Name Content selection For profit Tickets Food Scaling model
FOSDEM/ Brussels open CfP, decision by organisers Nope - it's hosted by a university, organised by a couple of students and an incredible multitude of volunteers. Access is completely free though attendees are being asked to support the conference with a donation. Food is on sale through the organisers In addition to two main tracks there's a multitude of independently but affiliated and co-located so-called dev rooms that are completely community organised e.g. for Debian, Java, Embedded, KDE and others
Froscon open CfP, decision by organisers Nope - again hosted by a university, organised by a couple of students and volunteers Tickets are cheap - in the 5 Euro range Food is on-sale at the event. There are workshops and related events that are community organised.

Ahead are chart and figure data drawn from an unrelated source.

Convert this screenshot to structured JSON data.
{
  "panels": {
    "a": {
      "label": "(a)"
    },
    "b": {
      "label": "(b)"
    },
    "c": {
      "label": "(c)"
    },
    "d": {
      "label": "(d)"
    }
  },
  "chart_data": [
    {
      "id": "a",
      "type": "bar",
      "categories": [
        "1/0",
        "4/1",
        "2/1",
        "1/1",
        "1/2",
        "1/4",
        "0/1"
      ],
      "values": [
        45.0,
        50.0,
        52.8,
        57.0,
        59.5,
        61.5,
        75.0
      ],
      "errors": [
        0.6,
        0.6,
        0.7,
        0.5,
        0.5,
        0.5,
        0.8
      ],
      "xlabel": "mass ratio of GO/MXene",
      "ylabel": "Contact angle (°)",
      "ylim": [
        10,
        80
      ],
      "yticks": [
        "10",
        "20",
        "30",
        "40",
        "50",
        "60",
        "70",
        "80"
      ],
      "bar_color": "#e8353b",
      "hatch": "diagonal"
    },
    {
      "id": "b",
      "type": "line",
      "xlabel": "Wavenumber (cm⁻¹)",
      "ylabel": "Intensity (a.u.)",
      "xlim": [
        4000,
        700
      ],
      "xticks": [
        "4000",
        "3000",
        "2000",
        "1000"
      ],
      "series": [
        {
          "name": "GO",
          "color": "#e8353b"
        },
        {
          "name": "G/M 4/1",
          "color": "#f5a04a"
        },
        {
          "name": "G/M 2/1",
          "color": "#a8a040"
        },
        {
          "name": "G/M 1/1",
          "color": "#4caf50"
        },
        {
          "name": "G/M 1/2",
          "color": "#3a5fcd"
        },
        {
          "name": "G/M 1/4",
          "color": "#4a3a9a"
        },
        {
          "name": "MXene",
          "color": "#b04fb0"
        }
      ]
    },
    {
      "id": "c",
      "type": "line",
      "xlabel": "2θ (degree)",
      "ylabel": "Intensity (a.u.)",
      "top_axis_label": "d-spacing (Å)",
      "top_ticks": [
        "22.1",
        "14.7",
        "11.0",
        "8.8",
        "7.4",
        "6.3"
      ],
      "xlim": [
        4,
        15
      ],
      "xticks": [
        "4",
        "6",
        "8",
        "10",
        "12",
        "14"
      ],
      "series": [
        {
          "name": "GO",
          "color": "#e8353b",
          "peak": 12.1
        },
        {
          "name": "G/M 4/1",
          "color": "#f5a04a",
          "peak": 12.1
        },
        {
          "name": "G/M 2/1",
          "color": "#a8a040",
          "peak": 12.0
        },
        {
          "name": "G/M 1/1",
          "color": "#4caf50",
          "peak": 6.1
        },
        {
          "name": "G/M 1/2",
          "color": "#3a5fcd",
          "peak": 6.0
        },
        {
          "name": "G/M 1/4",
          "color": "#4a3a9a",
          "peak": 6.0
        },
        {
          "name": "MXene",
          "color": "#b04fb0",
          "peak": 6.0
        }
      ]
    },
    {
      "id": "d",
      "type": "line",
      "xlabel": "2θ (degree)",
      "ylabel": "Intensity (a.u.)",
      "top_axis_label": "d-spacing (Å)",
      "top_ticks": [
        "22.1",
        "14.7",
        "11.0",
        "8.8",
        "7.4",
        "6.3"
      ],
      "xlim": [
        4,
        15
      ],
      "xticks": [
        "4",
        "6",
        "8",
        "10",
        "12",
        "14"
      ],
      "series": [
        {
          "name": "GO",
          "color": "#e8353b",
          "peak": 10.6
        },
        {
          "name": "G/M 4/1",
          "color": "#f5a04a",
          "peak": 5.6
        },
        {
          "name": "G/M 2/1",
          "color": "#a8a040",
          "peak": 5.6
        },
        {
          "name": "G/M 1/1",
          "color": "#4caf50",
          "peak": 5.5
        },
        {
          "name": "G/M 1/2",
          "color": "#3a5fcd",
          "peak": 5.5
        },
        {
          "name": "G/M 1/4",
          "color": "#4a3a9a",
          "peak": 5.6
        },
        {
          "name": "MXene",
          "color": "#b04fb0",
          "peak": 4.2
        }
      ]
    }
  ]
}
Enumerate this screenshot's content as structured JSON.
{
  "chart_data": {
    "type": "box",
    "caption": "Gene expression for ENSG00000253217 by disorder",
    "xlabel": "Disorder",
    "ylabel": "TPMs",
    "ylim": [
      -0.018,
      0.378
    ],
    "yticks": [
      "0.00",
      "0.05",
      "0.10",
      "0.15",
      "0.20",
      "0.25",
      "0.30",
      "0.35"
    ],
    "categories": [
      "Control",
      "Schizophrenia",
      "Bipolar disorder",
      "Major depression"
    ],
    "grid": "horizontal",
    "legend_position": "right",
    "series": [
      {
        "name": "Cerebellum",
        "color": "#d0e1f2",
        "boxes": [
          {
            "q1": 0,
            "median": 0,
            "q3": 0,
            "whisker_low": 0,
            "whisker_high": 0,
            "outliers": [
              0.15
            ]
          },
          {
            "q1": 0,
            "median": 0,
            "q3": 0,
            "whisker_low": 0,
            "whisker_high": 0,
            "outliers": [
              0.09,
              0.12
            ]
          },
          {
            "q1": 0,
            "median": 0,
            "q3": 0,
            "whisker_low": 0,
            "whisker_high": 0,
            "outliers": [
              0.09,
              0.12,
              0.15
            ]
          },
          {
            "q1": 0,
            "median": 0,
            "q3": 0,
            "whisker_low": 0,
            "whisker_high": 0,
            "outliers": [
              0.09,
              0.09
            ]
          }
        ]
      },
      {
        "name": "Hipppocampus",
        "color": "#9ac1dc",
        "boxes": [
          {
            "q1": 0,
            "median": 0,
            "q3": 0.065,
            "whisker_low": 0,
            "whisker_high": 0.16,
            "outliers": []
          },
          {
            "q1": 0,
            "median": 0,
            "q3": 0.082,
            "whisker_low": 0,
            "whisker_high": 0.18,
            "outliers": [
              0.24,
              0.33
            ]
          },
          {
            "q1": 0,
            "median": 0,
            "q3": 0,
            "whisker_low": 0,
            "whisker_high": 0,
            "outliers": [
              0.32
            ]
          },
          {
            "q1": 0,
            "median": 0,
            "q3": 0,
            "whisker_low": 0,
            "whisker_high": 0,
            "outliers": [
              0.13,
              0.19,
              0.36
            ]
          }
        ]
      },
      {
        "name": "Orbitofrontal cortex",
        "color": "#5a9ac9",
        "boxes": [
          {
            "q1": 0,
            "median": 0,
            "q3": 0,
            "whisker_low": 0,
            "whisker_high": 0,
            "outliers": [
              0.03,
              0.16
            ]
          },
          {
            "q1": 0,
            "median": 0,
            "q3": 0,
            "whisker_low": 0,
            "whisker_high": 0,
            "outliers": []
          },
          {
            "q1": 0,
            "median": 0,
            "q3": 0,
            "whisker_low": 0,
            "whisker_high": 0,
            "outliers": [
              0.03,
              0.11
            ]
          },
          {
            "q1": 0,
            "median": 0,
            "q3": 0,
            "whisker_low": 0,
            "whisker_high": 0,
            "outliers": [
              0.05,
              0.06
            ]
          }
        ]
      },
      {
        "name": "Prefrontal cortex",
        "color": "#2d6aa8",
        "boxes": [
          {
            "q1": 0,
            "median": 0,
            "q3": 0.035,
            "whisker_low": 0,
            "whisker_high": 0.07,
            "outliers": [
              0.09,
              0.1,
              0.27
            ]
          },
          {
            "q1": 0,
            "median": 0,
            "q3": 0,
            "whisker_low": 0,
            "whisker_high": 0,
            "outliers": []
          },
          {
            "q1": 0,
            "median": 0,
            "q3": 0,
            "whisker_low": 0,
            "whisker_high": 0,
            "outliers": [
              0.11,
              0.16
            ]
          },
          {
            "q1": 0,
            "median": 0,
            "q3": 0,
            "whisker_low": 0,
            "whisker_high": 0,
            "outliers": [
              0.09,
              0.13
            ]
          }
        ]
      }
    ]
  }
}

Those are starting to get more visible in the main program as well.
Linux Tage Chemnitz open CfP, decision by organisers + committee. Nope - hosted by TU Chemnitz with huge local support. Cheap - in the 5 Euro range. On sale at the event (soup and related stuff). Stable number of attendees so far.
Chaos Communication Congress open CfP, decision by organisers + committee yes for four days slightly less than 100,- Euro on sale in the venue as well as around move to different location
Chaos Camp open CfP, decision by organisers + committee yes 100 < prize < 500,- range for whole week including camping ground on sale at the location not needed so far
Berlin Buzzwords open CfP, decision by volunteers yes more than 300,- Euros in early bird included in the price affiliated workshops
ApacheCon open CfP, decision by volunteers yes in EU >200,-, in US usually >1k$ included in price affiliated meetups
Lucene Revolution open CfP, decision by organisers more or less, mainly PR for organiser >500,- included in price not needed so far
GoTo Con invitation only yes >500,- range included in price turn the "one location" only conference into a series that moves across Europe with the help of some locals that are interested in having the event
Strata open CfP, decision made by committee - final decision by organisers yes in the >500 Euro range included in price split in different locations, organisers remain the same still

From the above table to me it seems that most conferences differ in whether they are fully non profit solely for the sake of education. In contrast to that there are events that are for profit (as in support the organisers financially), or some kind of self-marketing where profit is indirect in terms of more contracts signed. They also differ in whether submissions are open or invited talks only. In addition there are those that have paid talks (usually clearly marked as such) or accept talks through the submission form only. In terms of cost one model is to go extremely low-cost with no money paid for venue or food vs. those that include catering in the ticket price.

Me personally I have a strong preference to events that feature an open CfP - mainly because talks tend to be more diverse and - given a strong program committee - also of decent quality as only the best make it through. In addition the events tend to be less formal when fully community organised - over time regulars among speakers, attendees and exhibition participants tend to know each other generating a rather friendly athmosphere.